Oui, cette saison est très riche, trop même. Mais on quitte ces personnages avec le coeur serré et en même temps en riant une ultime fois avec eux, grâce à eux, comme de vrais amis. Leslie, Keeley, Roy, Sam, Jamie, Colin, Isaac, Zoreaux, Jan, Will, Rebecca, Beard, Ted, à jamais dans nos coeurs. Les acteurs auront tous embrassé leurs rôles avec une sincérité incomparable, au point qu'on les laisse avec autant d'émotion que leurs alter egos de fiction.

Merci pour tout ça. C'était bien, c'était chouette. Il faudra sans doute un moment avant de retrouver une série comme ça, qui fait autant de bien.

dimanche 30 avril 2023

TED LASSO never quits !


Et c'est reparti pour Ted Lasso ! La première saison avait été un vrai coup de coeur et je n'ai pas résisté à me plonger dans la deuxième aussitôt après (alors que je voulais faire durer le plaisir). Beaucoup de bonnes nouvelles au menu : on a droit à douze épisodes (au lieu de dix), d'une durée plus longue (atteignant régulièrement les 45' au lieu des 30') et surtout les scénaristes ont davantage creusé les personnages, y compris secondaires, sans négliger les intrigues. Et avec un motif récurrent : le refus d'abandonner, pour le pire comme pour le meilleur...
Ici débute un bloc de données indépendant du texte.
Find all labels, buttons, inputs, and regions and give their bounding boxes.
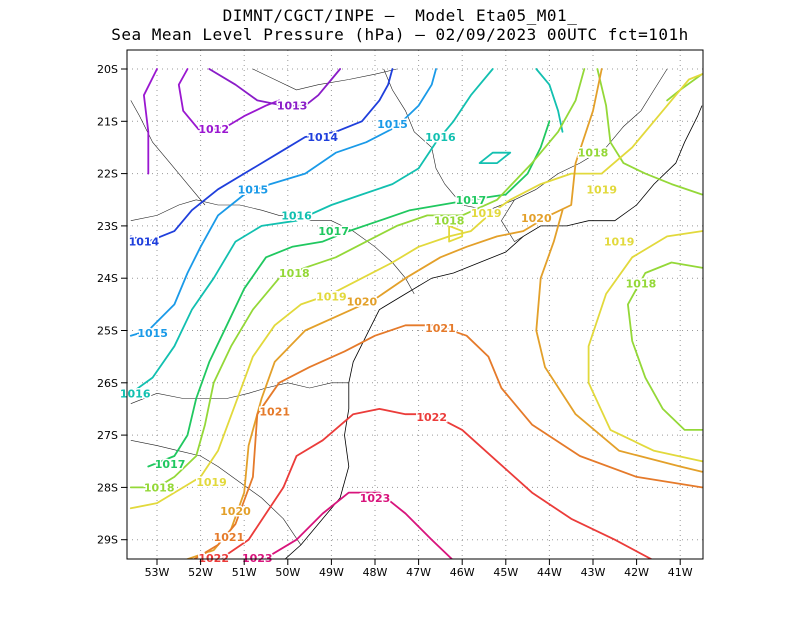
isobar-1018	[627, 261, 703, 431]
isobar-label: 1014	[129, 236, 160, 249]
lon-tick-label: 50W	[275, 566, 300, 579]
isobar-1023	[262, 491, 454, 559]
geography-layer	[130, 68, 703, 559]
isobar-1018	[596, 68, 703, 196]
isobar-label: 1021	[425, 322, 456, 335]
lon-tick-label: 42W	[624, 566, 649, 579]
graticule	[127, 50, 703, 559]
isobar-1022	[218, 408, 653, 559]
isobar-label: 1017	[155, 458, 186, 471]
isobar-label: 1012	[198, 123, 229, 136]
isobar-label: 1015	[377, 118, 408, 131]
lat-tick-label: 23S	[97, 220, 118, 233]
coastline-southeast	[379, 105, 703, 310]
isobar-1018	[666, 73, 703, 102]
isobar-1018	[129, 68, 586, 489]
lon-tick-label: 44W	[537, 566, 562, 579]
isobar-1017	[147, 120, 551, 468]
isobar-1015	[129, 68, 437, 337]
isobar-1020	[185, 68, 603, 559]
lat-tick-label: 25S	[97, 325, 118, 338]
isobar-label: 1019	[316, 291, 347, 304]
map-title-line2: Sea Mean Level Pressure (hPa) — 02/09/20…	[111, 25, 689, 44]
state-border	[536, 68, 668, 190]
isobar-1019	[448, 225, 464, 243]
isobar-label: 1020	[521, 212, 552, 225]
isobar-label: 1013	[277, 100, 308, 113]
isobar-label: 1017	[456, 194, 487, 207]
lon-tick-label: 53W	[145, 566, 170, 579]
lon-tick-label: 45W	[493, 566, 518, 579]
lon-tick-label: 51W	[232, 566, 257, 579]
map-title-line1: DIMNT/CGCT/INPE — Model Eta05_M01_	[222, 6, 578, 25]
isobar-label: 1020	[220, 505, 251, 518]
isobar-label: 1019	[586, 183, 617, 196]
isobar-1016	[535, 68, 564, 133]
isobar-label: 1021	[214, 531, 245, 544]
isobar-label: 1019	[604, 236, 635, 249]
axis-ticks: 53W 52W 51W 50W 49W 48W 47W 46W 45W 44W 43W 42W 41W 2…	[97, 63, 693, 579]
lon-tick-label: 43W	[581, 566, 606, 579]
lon-tick-label: 46W	[450, 566, 475, 579]
lat-tick-label: 21S	[97, 115, 118, 128]
state-border	[130, 100, 206, 206]
isobar-1020	[535, 209, 703, 473]
isobar-1016	[129, 68, 494, 395]
lon-tick-label: 47W	[406, 566, 431, 579]
isobar-label: 1021	[259, 406, 290, 419]
state-border	[130, 382, 349, 404]
isobar-1019	[587, 230, 703, 463]
lat-tick-label: 26S	[97, 377, 118, 390]
isobar-1019	[129, 73, 703, 510]
isobar-label: 1023	[360, 492, 391, 505]
lon-tick-label: 41W	[668, 566, 693, 579]
isobar-layer	[129, 68, 703, 559]
isobar-label: 1018	[279, 267, 310, 280]
isobar-labels: 1012 1013 1014 1015 1016 1015 1014 1016 1017 1017…	[118, 98, 657, 566]
isobar-label: 1018	[144, 481, 175, 494]
isobar-1021	[192, 324, 703, 559]
isobar-label: 1018	[434, 215, 465, 228]
isobar-label: 1014	[307, 131, 338, 144]
lat-tick-label: 28S	[97, 481, 118, 494]
isobar-1016	[478, 151, 512, 164]
state-border	[501, 199, 524, 243]
state-border	[130, 440, 302, 546]
isobar-label: 1020	[347, 296, 378, 309]
isobar-label: 1019	[196, 476, 227, 489]
isobar-label: 1022	[416, 411, 447, 424]
state-border	[383, 68, 537, 211]
isobar-label: 1018	[578, 147, 609, 160]
isobar-1012	[177, 68, 280, 133]
isobar-label: 1017	[318, 225, 349, 238]
state-border	[130, 199, 415, 295]
lat-tick-label: 20S	[97, 63, 118, 76]
lon-tick-label: 52W	[188, 566, 213, 579]
lon-tick-label: 48W	[363, 566, 388, 579]
isobar-label: 1015	[137, 327, 168, 340]
lat-tick-label: 27S	[97, 429, 118, 442]
isobar-1014	[129, 68, 394, 243]
lat-tick-label: 24S	[97, 272, 118, 285]
plot-frame	[126, 49, 704, 560]
coastline-south	[284, 309, 380, 559]
isobar-label: 1016	[281, 209, 312, 222]
isobar-label: 1016	[425, 131, 456, 144]
isobar-label: 1015	[238, 183, 269, 196]
isobar-1013	[208, 68, 341, 107]
isobar-1012	[143, 68, 158, 175]
isobar-label: 1016	[120, 387, 151, 400]
lat-tick-label: 29S	[97, 534, 118, 547]
isobar-label: 1019	[471, 207, 502, 220]
lat-tick-label: 22S	[97, 168, 118, 181]
state-border	[252, 68, 397, 91]
isobar-label: 1018	[626, 277, 657, 290]
lon-tick-label: 49W	[319, 566, 344, 579]
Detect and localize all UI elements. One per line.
EVIDEMMENT, IL EST INDISPENSABLE D'AVOIR VU LA SAISON 1
ET DONC CE QUI SUIT SPOILE CE QUI S'EST PASSE PRECEDEMMENT.
 

Relégué en deuxième division (le Cahmpionship), l'AFC Richmond a très mal démarré sa saison en alignant sept défaites de rang. Pour ne rien arranger, son buteur, Dani Rojas est traumatisé par un incident de jeu. Rebecca Welton recrute une psychologue pour les aider, lui et ses collègues. L'arrivée du docteur Sharon Fieldstone perturbe Ted Lasso qui la voit comme une rivale.
 

Pourtant, elle obtient des résultats rapides et probants et les joueurs reprennent confiance en eux, ce qui se traduit par de meilleurs résultats sur le terrain. De son côté, Jamie Tartt se fait renvoyer de Manchester City pour avoir participé à une télé-réalité. Sans club, il aborde Ted pour le convaincre de le réintégrer mais celui-ci refuse d'abord. Il en parle au coach Beard et Nate Shelley ainsi qu'à Higgins, qui considèrent que Tartt ne sera pas accepté par l'effectif.


Mais Ted passe outre ces avis et accepte de donner une deuxième chance à Jamie, même s'il lui fait d'abord cirer le banc des remplaçants, histoire de lui apprendre l'humilité. Rebecca décide, elle, de s'occuper davantage de sa filleule, Nora et Roy Kent, qui entraîne une équipe poussin de filles, consent, à la demande de Keeley, à accepter un poste de consultant sportif à la télé.


Noël arrive : Roy et Keeley s'occupent de Phoebe, la nièce de Kent ; Higgins reçoit comme chaque année des joueurs du club éloignés de leur famille mais cette fois c'est toute l'équipe qui débarque. Loin des siens, Ted est réquisitionné par Rebecca pour distribuer avec elle des cadeaux à des enfants nécessiteux.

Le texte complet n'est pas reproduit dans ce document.